Nick Maclaren said:
|> > |> A very good point. SMT is a fairly simple thing.
|> > |> Orthogonal to other efforts to improve performance.
|> >
|> > Boggle. If it were either, let alone both, it would be
|> > vastly more effective.
|>
|> SMT is simple in that "all" that needs be done is create
|> duplicate state machines (register sets) to create "virtual
|> CPUs". Add some (not too much) fairness to the hardware
|> scheduler and thread through the retirement unit. The main
|> execution pipeline (ROB, ports, exec units) remains unchanged.
That is wrong, completely so.
You DON'T just create duplicate register sets, but have to "dual
port" every execution unit - possible by creating a single set
of double the length, and create some new scheduling to manage it.
You have to move some privileged registers and state from out of
(logically) the execution units to the register sets.
I think that Nick is muddled on this one. If the base implementation is
already OoO then there will normally be many more physical registers than
architected ones. To go two-way SMT may not involve adding any physical
registers, but rather involve changes to renaming. "dual port" every
execution unit doesn't make much sense to me. Access to execution units from
either virtual processor is essentially free - they are after all virtual
processors, not real. What is required is that every bit of *architected*
processor state be renamed or duplicated, prehaps that's what Nick is
getting at?
You have to mangle any performance counters and many privileged
registers fairly horribly, because their meanings and constraints
change. Similarly, you have to add logic for CPU state change
synchronisation, because some changes must affect only the current
thread and some must affect both. And you have to handle the case
of the two threads attempting incompatible operations simultaneously.
What operations are incompatible. SMT as implemented in the Pentium 4, say,
allows either virtual processor to do what it likes. One can transition from
user to kernel and back while the other services interrupts or exceptions or
whatever.

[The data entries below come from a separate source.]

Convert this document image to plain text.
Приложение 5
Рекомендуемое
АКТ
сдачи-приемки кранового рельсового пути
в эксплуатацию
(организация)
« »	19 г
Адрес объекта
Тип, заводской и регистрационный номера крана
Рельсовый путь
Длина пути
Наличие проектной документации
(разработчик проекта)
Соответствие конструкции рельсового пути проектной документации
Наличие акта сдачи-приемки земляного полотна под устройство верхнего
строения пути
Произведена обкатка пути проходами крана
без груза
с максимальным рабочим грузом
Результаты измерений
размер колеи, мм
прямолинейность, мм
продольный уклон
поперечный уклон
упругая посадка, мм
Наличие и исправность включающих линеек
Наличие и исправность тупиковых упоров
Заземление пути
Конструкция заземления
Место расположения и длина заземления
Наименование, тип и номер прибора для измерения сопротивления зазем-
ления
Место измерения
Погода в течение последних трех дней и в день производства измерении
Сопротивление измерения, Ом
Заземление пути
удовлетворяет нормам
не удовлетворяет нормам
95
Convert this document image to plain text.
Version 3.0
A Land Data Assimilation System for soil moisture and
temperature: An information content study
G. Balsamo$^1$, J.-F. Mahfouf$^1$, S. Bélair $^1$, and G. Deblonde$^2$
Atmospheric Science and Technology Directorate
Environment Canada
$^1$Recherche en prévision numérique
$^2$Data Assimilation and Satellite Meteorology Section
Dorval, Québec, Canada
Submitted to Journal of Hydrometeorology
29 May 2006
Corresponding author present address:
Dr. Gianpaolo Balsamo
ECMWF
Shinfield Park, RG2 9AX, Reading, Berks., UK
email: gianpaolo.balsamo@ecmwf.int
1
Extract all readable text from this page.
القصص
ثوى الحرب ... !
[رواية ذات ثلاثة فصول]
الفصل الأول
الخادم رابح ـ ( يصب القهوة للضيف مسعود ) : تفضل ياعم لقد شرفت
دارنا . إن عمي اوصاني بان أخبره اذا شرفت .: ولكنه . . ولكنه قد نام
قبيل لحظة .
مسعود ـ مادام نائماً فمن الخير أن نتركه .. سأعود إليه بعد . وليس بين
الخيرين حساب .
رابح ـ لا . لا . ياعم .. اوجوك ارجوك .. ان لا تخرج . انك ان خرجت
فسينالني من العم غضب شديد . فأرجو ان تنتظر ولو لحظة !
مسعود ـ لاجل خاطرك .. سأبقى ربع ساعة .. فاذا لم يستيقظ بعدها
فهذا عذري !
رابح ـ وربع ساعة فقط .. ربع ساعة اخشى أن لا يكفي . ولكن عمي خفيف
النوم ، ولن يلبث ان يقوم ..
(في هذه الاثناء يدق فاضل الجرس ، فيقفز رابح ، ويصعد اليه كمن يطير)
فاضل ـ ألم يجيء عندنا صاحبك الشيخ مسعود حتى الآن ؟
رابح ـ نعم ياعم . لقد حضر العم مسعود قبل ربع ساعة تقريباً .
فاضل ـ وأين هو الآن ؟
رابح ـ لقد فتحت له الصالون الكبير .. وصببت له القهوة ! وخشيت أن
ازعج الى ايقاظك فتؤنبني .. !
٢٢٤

The only coordination needed for proper operation is what is
needed for two processors - of course the performance may suffer though.
Oh, of course, none of this affects the main flow of control,
but all forms of real engineering (as distinct from academic
demonstrations and marketing) are as much or more about the problem
cases as the normal ones.
|> "Vastly more effective" is a comparative term. What do you
|> expect? SMT won't match SMP under most circumstances. ...
My suspicion is that it wouldn't match CMP, with the same amount
of real estate, under most circumstances. But that is pure
speculation AS IS THE CLAIM OF THE CONVERSE until and unless
someone does some proper analysis.
yes lots of speculation. The difference here is that to CMP processor take
about twice the silicon of one, while with SMT you have the option to use
1.5 cores worth of silicon. Perhaps once >dual cores is cheap and easy SMT
will die because its more effort than its worth, but my bet is that chips
will go both routes with SMT and CMP. Just one more little problem for the
OS developers to deal with
Peter